The Pope, who is very popular in Green Bay, received front page coverage for
his meeting with President Bush, but the Pope's subsequent statement to Bush
was buried also.

       What occurred in the Wisconsin state legislature was that a budget
proposal to ban stem cell research was not passed, was deleted from the state
budget.  My understanding is that there is nothing in the budget now as
passed by the legislature about stem cells or stem cell research.  That meant
that the new governor, who appears to favor the ban against stem cell
research, cannot exercise his line item veto power to quash stem cell
research or to support the anti-stem cell research lobby.  When looking at
legislative history to interpret the meaning of a law, the courts look at,
among other things, whether or not a specific provision of the law was not
passed, was defeated on the legislative floor.  I don't think it is general
practice for the media to promote a defeated provision of a law as a sign of
favorable legislative support for an idea or a program.

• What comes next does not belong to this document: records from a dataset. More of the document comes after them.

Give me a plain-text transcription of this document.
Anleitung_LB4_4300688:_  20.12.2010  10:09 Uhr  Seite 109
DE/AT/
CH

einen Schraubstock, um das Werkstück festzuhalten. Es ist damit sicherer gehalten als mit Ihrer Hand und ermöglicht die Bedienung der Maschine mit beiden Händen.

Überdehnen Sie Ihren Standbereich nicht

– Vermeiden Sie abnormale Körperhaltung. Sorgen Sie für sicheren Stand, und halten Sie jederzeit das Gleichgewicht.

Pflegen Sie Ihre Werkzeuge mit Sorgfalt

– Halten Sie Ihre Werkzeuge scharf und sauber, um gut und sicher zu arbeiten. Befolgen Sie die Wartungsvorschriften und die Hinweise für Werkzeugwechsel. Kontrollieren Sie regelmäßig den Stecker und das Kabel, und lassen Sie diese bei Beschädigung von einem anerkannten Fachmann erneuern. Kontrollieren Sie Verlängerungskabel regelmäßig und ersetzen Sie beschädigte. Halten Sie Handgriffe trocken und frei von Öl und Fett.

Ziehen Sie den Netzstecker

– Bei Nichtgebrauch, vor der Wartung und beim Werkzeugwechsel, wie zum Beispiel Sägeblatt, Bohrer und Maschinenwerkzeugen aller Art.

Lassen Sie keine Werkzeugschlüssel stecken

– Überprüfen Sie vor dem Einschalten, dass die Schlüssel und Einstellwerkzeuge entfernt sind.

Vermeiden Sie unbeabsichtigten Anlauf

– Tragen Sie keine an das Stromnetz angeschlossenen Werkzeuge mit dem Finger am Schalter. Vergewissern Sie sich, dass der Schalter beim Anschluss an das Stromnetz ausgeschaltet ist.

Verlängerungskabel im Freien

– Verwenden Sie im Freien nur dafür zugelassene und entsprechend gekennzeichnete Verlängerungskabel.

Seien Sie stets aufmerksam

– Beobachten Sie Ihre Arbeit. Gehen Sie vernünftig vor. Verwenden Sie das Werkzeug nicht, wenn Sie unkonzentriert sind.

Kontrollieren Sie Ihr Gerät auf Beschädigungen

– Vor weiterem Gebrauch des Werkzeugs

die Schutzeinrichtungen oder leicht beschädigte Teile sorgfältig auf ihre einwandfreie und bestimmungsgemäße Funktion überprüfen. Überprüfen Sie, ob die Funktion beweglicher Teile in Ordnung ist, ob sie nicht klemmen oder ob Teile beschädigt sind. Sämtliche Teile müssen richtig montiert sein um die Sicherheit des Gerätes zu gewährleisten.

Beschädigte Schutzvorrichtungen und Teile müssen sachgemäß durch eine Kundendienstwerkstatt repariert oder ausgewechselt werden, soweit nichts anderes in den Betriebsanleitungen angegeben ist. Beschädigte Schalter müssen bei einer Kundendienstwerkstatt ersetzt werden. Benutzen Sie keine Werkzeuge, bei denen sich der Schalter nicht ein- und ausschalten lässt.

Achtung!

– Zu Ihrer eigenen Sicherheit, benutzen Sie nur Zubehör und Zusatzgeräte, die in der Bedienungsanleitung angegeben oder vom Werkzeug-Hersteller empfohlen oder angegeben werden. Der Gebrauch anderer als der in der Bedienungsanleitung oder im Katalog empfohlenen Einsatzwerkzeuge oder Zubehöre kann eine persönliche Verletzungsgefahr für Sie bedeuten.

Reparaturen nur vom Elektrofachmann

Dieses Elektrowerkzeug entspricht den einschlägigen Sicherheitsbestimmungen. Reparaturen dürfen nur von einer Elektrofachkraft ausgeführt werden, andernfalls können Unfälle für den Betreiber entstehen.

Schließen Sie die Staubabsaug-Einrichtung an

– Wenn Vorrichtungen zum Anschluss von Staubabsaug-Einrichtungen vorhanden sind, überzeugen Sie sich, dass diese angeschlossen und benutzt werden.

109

       This is very conservative, catholic Green Bay, Wisconsin.  Politics is
always politics.   But the media, it surprises me sometimes.  Obviously it is
favorable to supporters of stem cell research to have the media in Green Bay,
and I think elsewhere in the state of Wisconsin, to put stem cell research in
a favorable light--and don't forget those innovative researchers, a source of
state pride, toiling away at the University of Wisconsin, who have also been
put in a favorable light as well.  There have been postings before, on this
list, about editorial slants in the writing, editing, and presentation of
newspaper articles on stem cells and stem cell research.  We all know it goes
on in the media, all forms of the media.  The media have a lot of power, and
I don't mind my fellow Green Bayites, Packer backers, whatever we are called,
to hear in the evening news or to read in the morning papers that the state
legislature favors stem cell research and that the state is on the cutting
edge of stem cell research.   Maybe, some progress, at last.  What a relief!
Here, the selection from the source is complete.